Working on this analysis made me even more curious about the mechanics of small donor public financing and how policy design can shape civic participation. While this was a preliminary exploration, it was exciting to see patterns that suggest small donors may be playing a larger role in campaign finance after the reform. If nothing else, it reassured me that staring at large campaign finance datasets for fun might actually be a productive use of time :)

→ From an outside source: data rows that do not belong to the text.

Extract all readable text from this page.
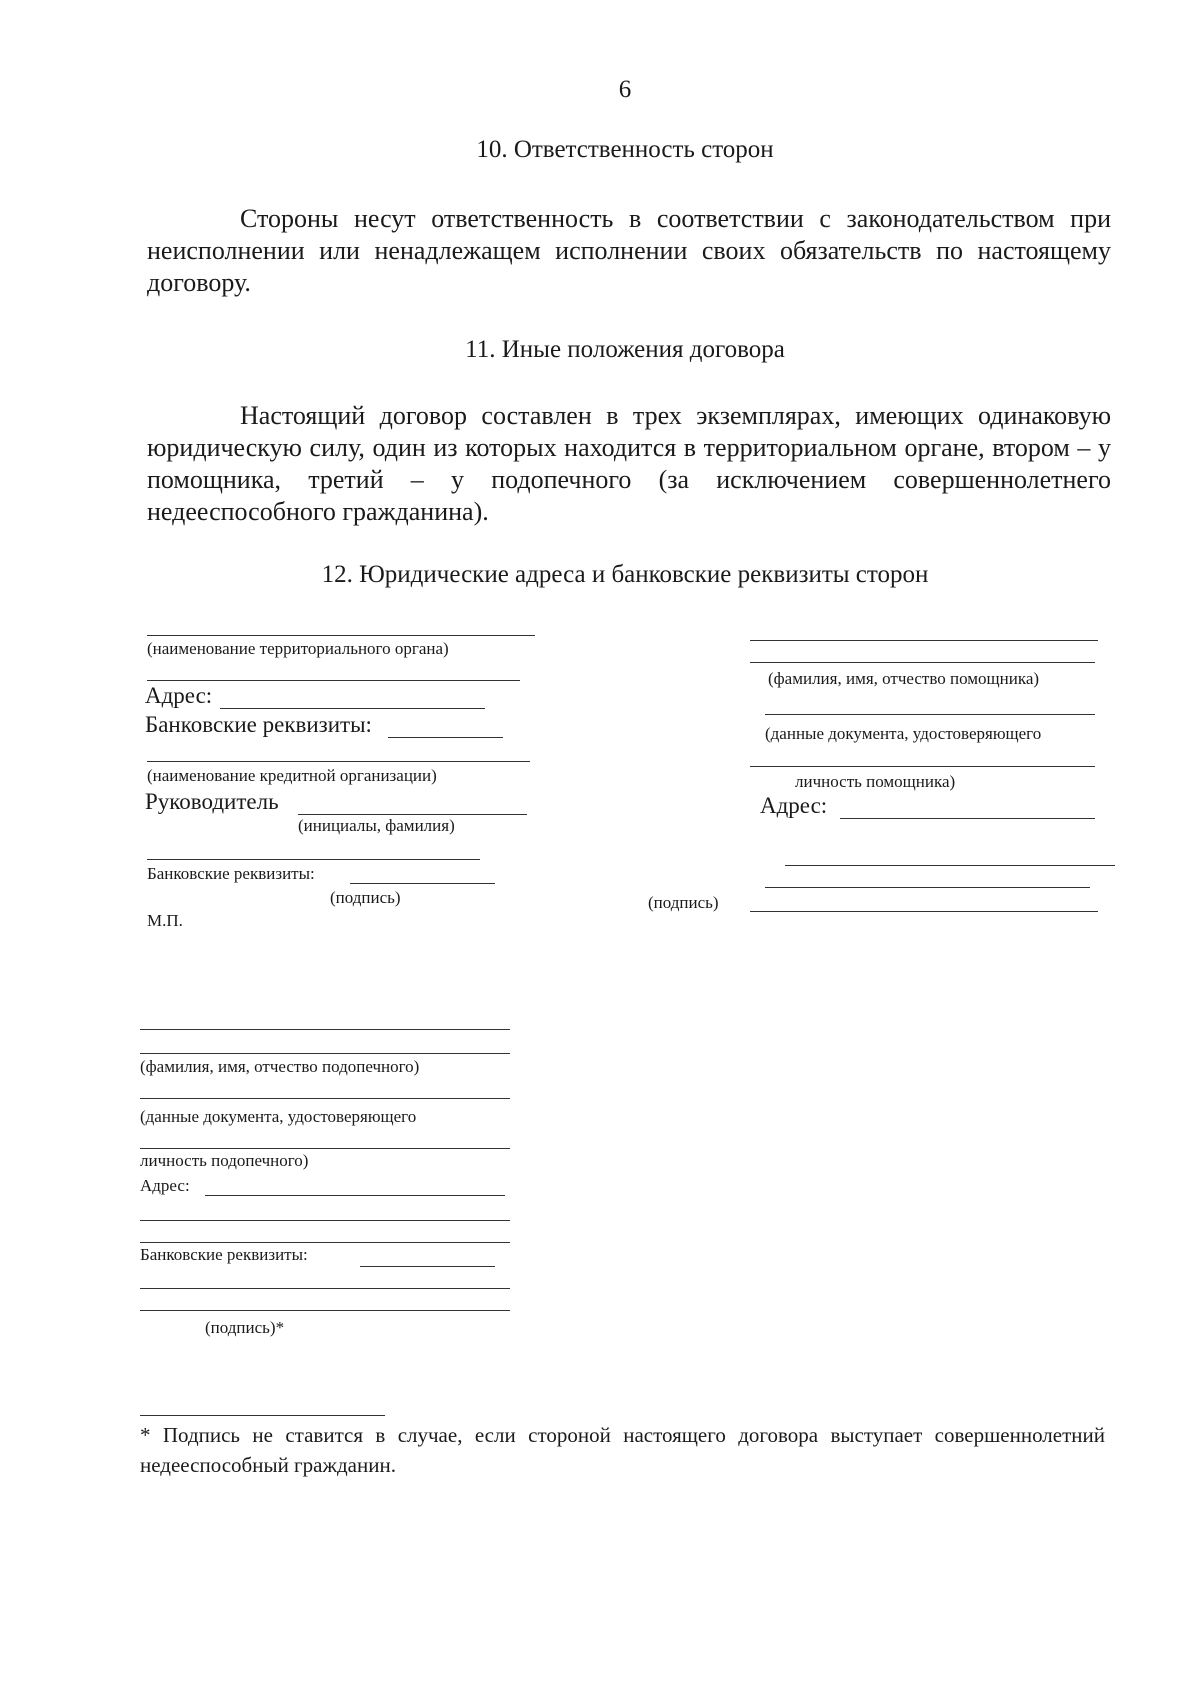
6
10. Ответственность сторон
Стороны несут ответственность в соответствии с законодательством при неисполнении или ненадлежащем исполнении своих обязательств по настоящему договору.
11. Иные положения договора
Настоящий договор составлен в трех экземплярах, имеющих одинаковую юридическую силу, один из которых находится в территориальном органе, втором – у помощника, третий – у подопечного (за исключением совершеннолетнего недееспособного гражданина).
12. Юридические адреса и банковские реквизиты сторон
(наименование территориального органа)
Адрес:
Банковские реквизиты:
(наименование кредитной организации)
Руководитель
(инициалы, фамилия)
Банковские реквизиты:
(подпись)
М.П.
(фамилия, имя, отчество помощника)
(данные документа, удостоверяющего
личность помощника)
Адрес:
(подпись)
(фамилия, имя, отчество подопечного)
(данные документа, удостоверяющего
личность подопечного)
Адрес:
Банковские реквизиты:
(подпись)*
* Подпись не ставится в случае, если стороной настоящего договора выступает совершеннолетний недееспособный гражданин.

Given more time, I would love to expand this analysis further by connecting contribution data with demographic and geographic information to better understand whether participation increased among historically underrepresented communities. There is a lot more to explore here, and this project only scratches the surface of the questions I find most interesting.

More broadly, working on this project reinforced why I’m so drawn to the Brennan Center’s work. I’m fascinated by the ways institutional design can shape political participation, and campaign finance reform feels like a particularly powerful lever for strengthening democratic engagement. If I were lucky enough to work with the Brennan Center’s legal department this summer, I would be thrilled to keep asking questions like these!